There is more hope for a fool than for anyone like that.
(21)A slave pampered from childhood
will come to a bad end.
(22)One given to anger stirs up strife,
and the hothead causes much transgression.
(23)A person’s pride will bring humiliation,
but one who is lowly in spirit will obtain honor.
(24)To be a partner of a thief is to hate one’s own life;
one hears the victim’s curse, but discloses nothing.
(25)The fear of others lays a snare,
but one who trusts in the LORD is secure.
(26)Many seek the favor of a ruler,
but it is from the LORD that one gets justice.
(27)The unjust are an abomination to the righteous,
but the upright are an abomination to the wicked.

My Thoughts by Burgess Walter

This lesson concludes our study from the Book of Proverbs. At first glance our text seems to be a jumbled array of wise sayings. These sayings seem to jump from government to child rearing and even advice on how servants should be handled. I think the overall jest of these verses can help us in all sorts of relationships. They spell out for us the importance of acting faithfully in all of our relationships. How might our neediness or immaturity end up damaging our children, our workplace, our church, and even the larger society? How have we been shaped for good or ill, by relationships and institutions? What can we do to mitigate the damage? How do we stay strong in our faith and ethics when others exert a negative influence on us? Hopefully we can answer some of these questions after we study these verses further.

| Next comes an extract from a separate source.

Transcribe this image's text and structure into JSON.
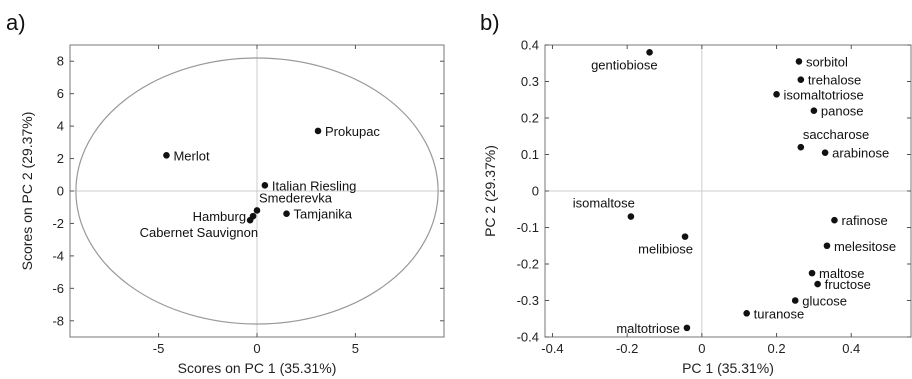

Beginning with verse 16 and depending on the translation you are reading, this verse can apply to “the wicked” or “the wealthy” and they can be in power or just thriving. The implication is that when the wicked are in power or thriving, sin and transgressions increase, and the righteous will be around to see their downfall.

Verse 17 seems simple enough to understand, unruly children require more work, and a better chance of breaking our heart. Refrain from discipline creates miserable children and parents.

Verses 18 talks about the importance of receiving God's word, without it, we have a tendency to just go wild.

Verse 19 tells us there are times when “words” are not enough to get someone’s attention. There are criminals and evil doers that require more than words; I suppose this also could apply to unruly children. Sometimes words need an added persuasion.

Verse 20 sounds like a Seinfeld episode, with a “fast talker.” This also applies to those that talk without thinking. Fools have a better chance of succeeding than someone that “puts their mouth in motion before the brain is engaged.”

Verse 21 like verse 19 talks about servants or slaves, but again we might relate this to societies unruly or criminal element, pampering may bring on a more serious problem down the road.

Verse 22 talks about something we can all relate to, anger. Simply put, anger begets sin. Anger probably causes more problems in our world than anything else; it has started world wars and destroyed families. And it also destroys those that cannot control their anger.

Verse 23 talks about arrogance and pride. When we become prideful and arrogant we become worthless to ourselves and to society. However, humility has just the opposite effect, it brings honor to us and our community.

Verse 24 talks about a life of crime and mischief. I like the Good News translation of this verse it says, “A thief’s partner is his own worst enemy. He will be punished if he tells the truth in court, and God will curse him if he doesn't."

Verse 25 deals with fear. Fear, when it is fear of what others think about us, can paralyze us from being an effective witness. Trusting in God can release us from fear, and give us the security that comes from that trust, it is God that we must please and not man.

Verse 26 says we should not put our confidence in earthly rulers, but rather put our confidence in the only one that can truly administer justice, and that is the LORD.

Verse 27 tells us that good and evil cannot co-exist. The good guys don't like the bad guys and the bad guys don't like the good guys. I am reminded of the passage in James 4:7-8: 7Submit yourselves therefore to God. Resist the devil, and he will flee from you. 8Draw near to God and he will draw near to you. Cleanse your hands, you sinners, and purify your hearts, you double-minded.